Final conditions for access to the Football Stadia Improvement Fund were agreed in November 2019, with construction of the new stadium commencing on 6 January 2020. To safeguard the renovated stadium from flooding in the future, the building works included raising the surface level of the pitch, stands and clubhouse 3.5 metres from the level of the old Meadow Park. The first game at the new stadium was held in September 2020, when Gloucester City's U18 team played Cirencester Town in The FA Youth Cup. The game was played behind closed doors due to ongoing government restrictions to tackle the spread of COVID-19. Gloucester City A.F.C. resumed playing their home games at Meadow Park in December 2020.

==Naming Rights==

In March 2022, the club signed a three-year naming rights sponsorship deal with TigerTurf and the stadium was renamed the TigerTurf Stadium until the end of the 2024-25 National League season.

The club commenced the 2025/2026 Southern League season without a stadium sponsor. The club referred to the stadium as New Meadow Park on various social media posts. In October of that season the club held a raffle with the main prize being the opportunity to name the stadium. Entries cost £1,000 with all entrants getting a pitch side advertising board as a minimum. KMM Energy Solutions won the raffle and the stadium will be known as the KMM Energy Solutions Stadium for the remainder of the season. The first game with the new name was a 3–2 win over Havant & Waterlooville on November 8.

==Transport==
The stadium is located just off the A430, about a 15-minute walk to the south of Gloucester city centre. There is a small car park at the stadium with very limited on-street parking nearby. Those travelling by car are advised to park in city car parks such as the one at Gloucester Quays or find alternative on-street parking elsewhere.

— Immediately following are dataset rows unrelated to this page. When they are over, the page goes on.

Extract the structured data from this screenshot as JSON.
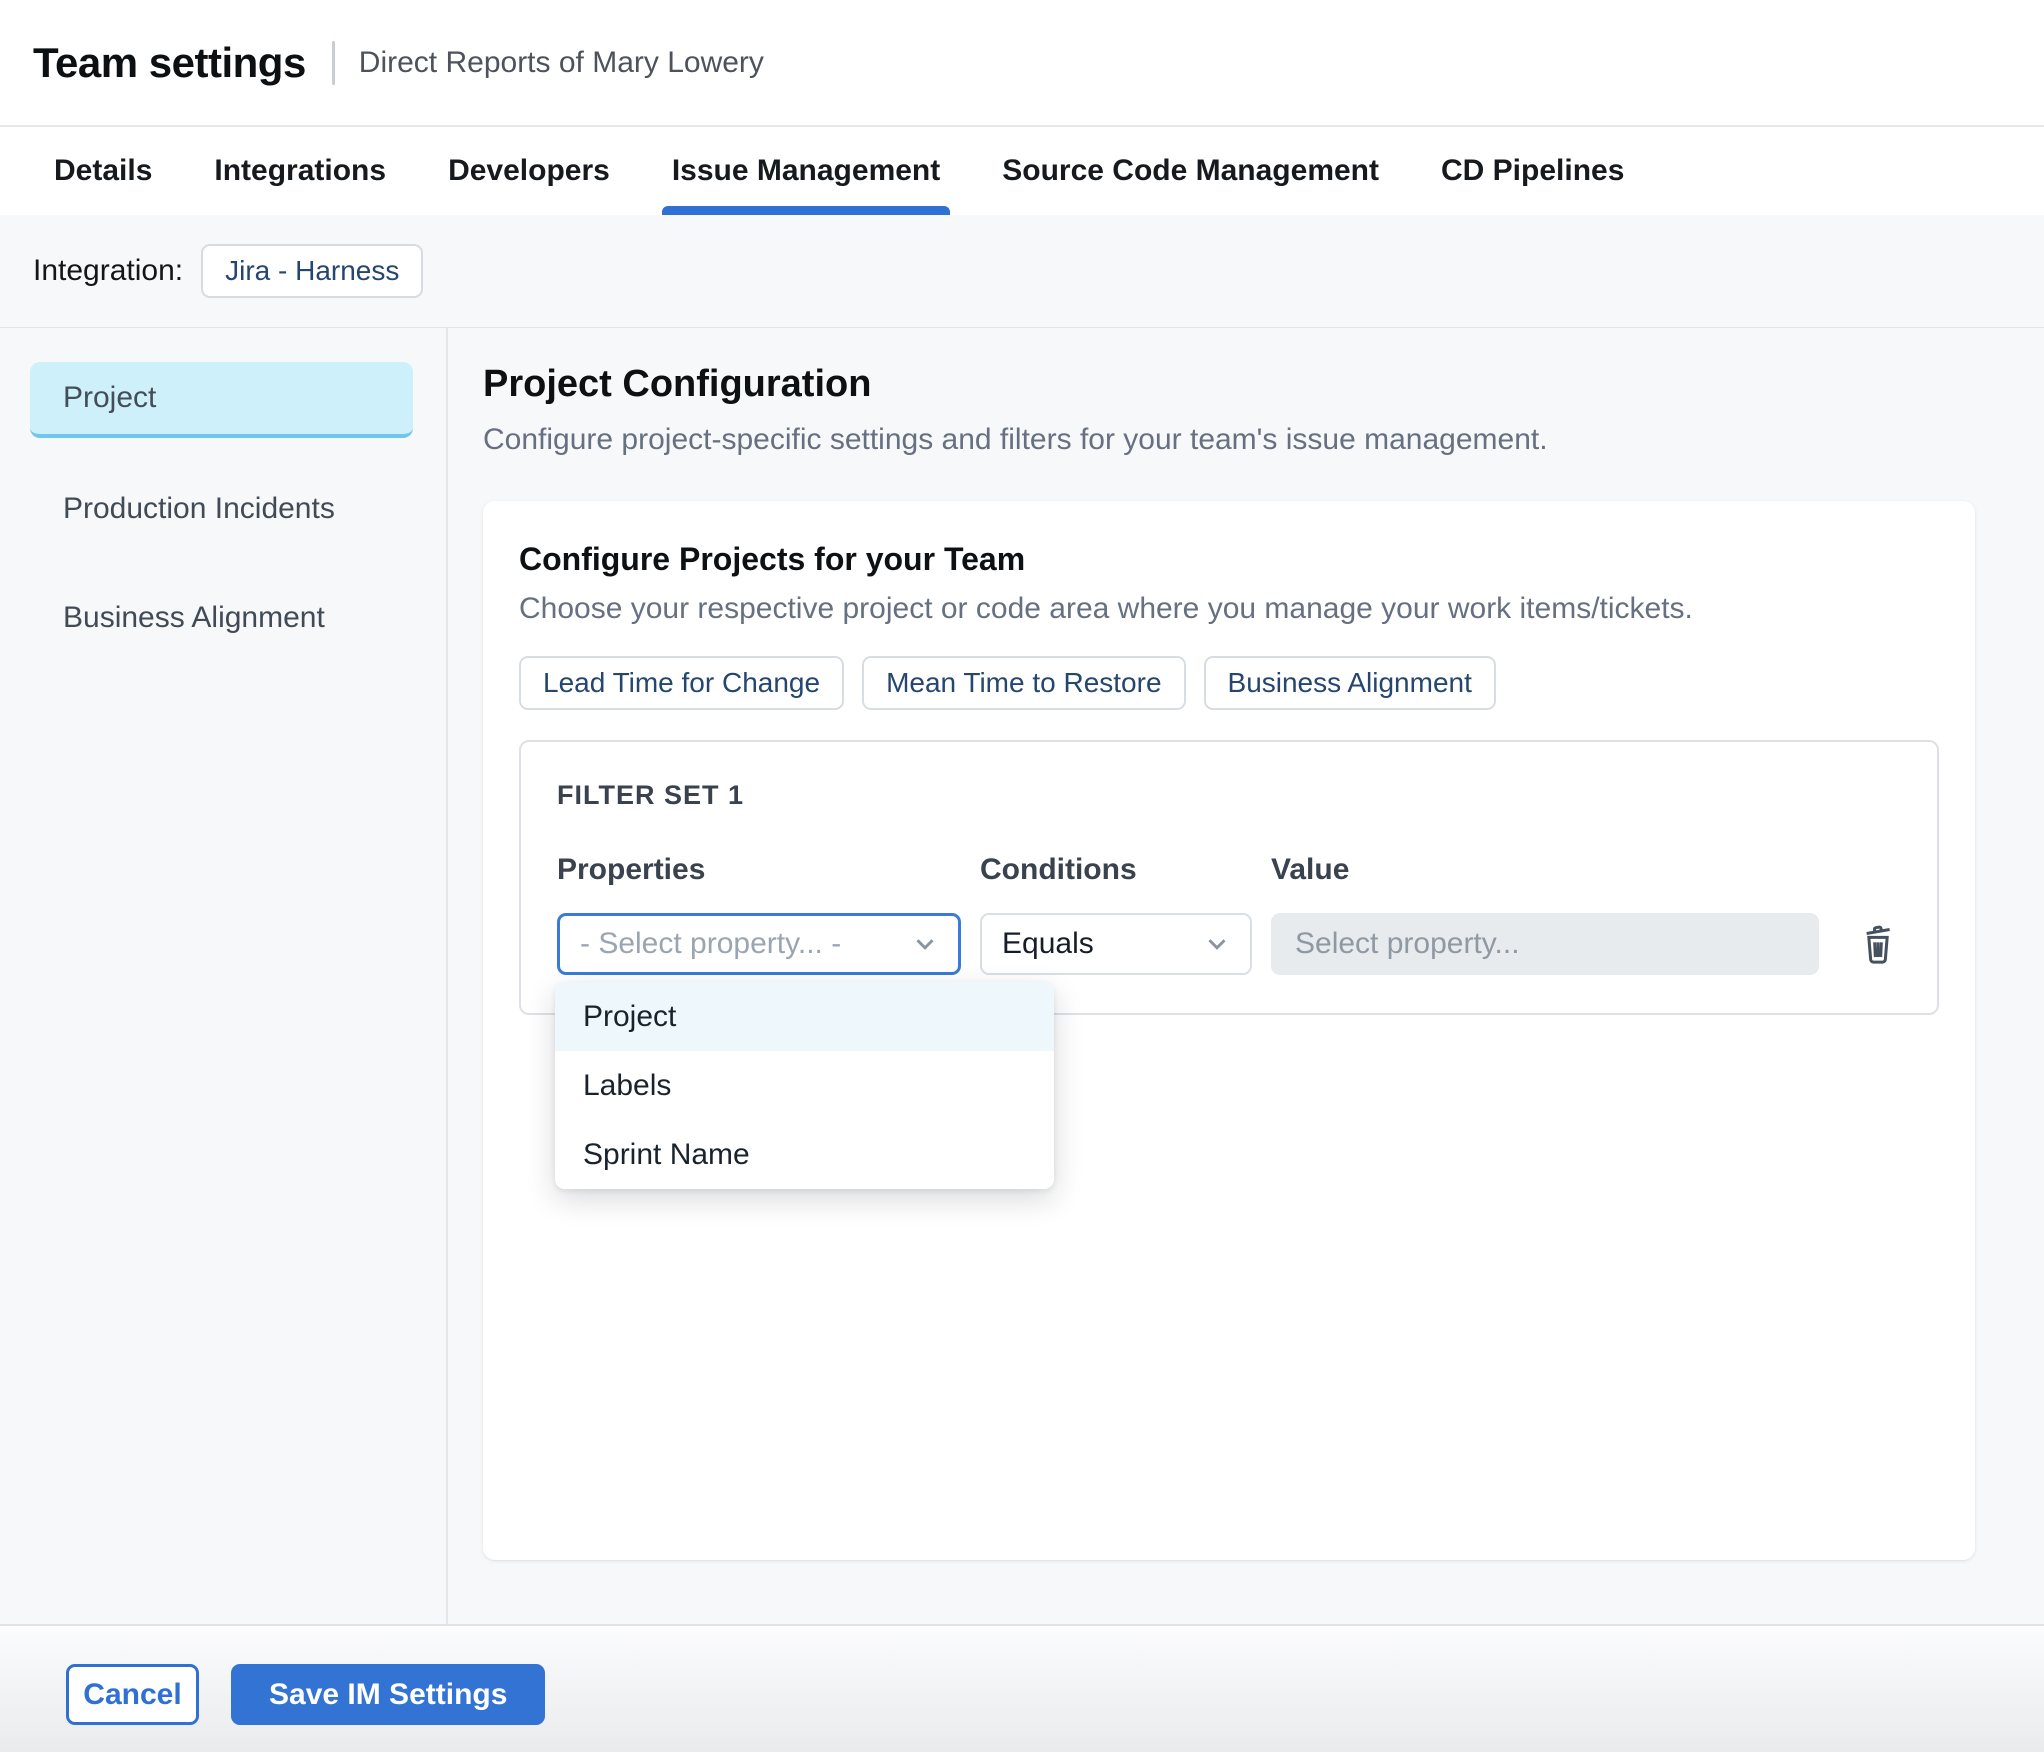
{
  "header": {
    "title": "Team settings",
    "subtitle": "Direct Reports of Mary Lowery"
  },
  "tabs": [
    {
      "label": "Details"
    },
    {
      "label": "Integrations"
    },
    {
      "label": "Developers"
    },
    {
      "label": "Issue Management"
    },
    {
      "label": "Source Code Management"
    },
    {
      "label": "CD Pipelines"
    }
  ],
  "active_tab": "Issue Management",
  "integration": {
    "label": "Integration:",
    "value": "Jira - Harness"
  },
  "sidebar": {
    "items": [
      {
        "label": "Project",
        "active": true
      },
      {
        "label": "Production Incidents",
        "active": false
      },
      {
        "label": "Business Alignment",
        "active": false
      }
    ]
  },
  "main": {
    "title": "Project Configuration",
    "description": "Configure project-specific settings and filters for your team's issue management.",
    "card": {
      "title": "Configure Projects for your Team",
      "description": "Choose your respective project or code area where you manage your work items/tickets.",
      "metric_tabs": [
        {
          "label": "Lead Time for Change"
        },
        {
          "label": "Mean Time to Restore"
        },
        {
          "label": "Business Alignment"
        }
      ],
      "filter_set": {
        "title": "FILTER SET 1",
        "columns": [
          {
            "label": "Properties"
          },
          {
            "label": "Conditions"
          },
          {
            "label": "Value"
          }
        ],
        "property_placeholder": "- Select property... -",
        "condition_value": "Equals",
        "value_placeholder": "Select property...",
        "options": [
          {
            "label": "Project",
            "highlighted": true
          },
          {
            "label": "Labels",
            "highlighted": false
          },
          {
            "label": "Sprint Name",
            "highlighted": false
          }
        ]
      }
    }
  },
  "footer": {
    "cancel_label": "Cancel",
    "save_label": "Save IM Settings"
  },
  "colors": {
    "accent_blue": "#3070D4",
    "save_button_bg": "#3273D4",
    "sidebar_active_bg": "#CDF0FB",
    "sidebar_active_border": "#6FC8EC",
    "dropdown_highlight_bg": "#EDF7FC",
    "value_input_bg": "#E7EBEE",
    "chip_text": "#24466F",
    "page_section_bg": "#F6F8FA",
    "focus_border": "#3B7ADB"
  }
}
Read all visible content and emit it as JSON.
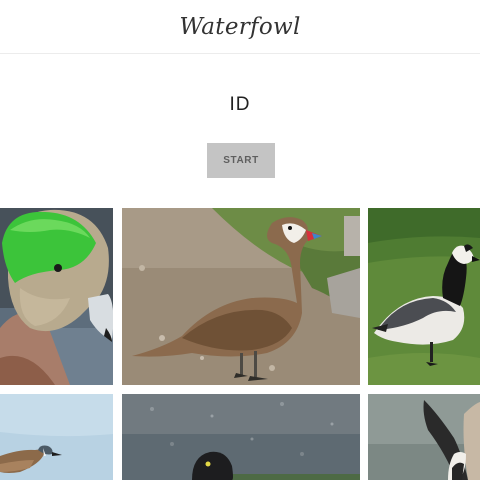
{
  "header": {
    "title": "Waterfowl"
  },
  "main": {
    "heading": "ID",
    "start_label": "START"
  },
  "gallery": {
    "images": [
      {
        "subject": "american-wigeon-drake"
      },
      {
        "subject": "white-cheeked-pintail"
      },
      {
        "subject": "barnacle-goose"
      },
      {
        "subject": "blue-winged-teal"
      },
      {
        "subject": "diving-duck-on-gravel"
      },
      {
        "subject": "flying-waterfowl"
      }
    ]
  }
}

The road network near the stadium can be busy on Saturday afternoons so it is recommended that visiting supporters allow plenty of time to get to the stadium.

It is generally advisable to utilise public transport when visiting the city and stadium. The city is served by Gloucester railway station and Gloucester Transport Hub which are both convenient access points to the city for visiting supporters.

Local bus routes run near the stadium with Stagecoach Group being the primary local service provider, although it is not worth using a bus service from the centre to the stadium.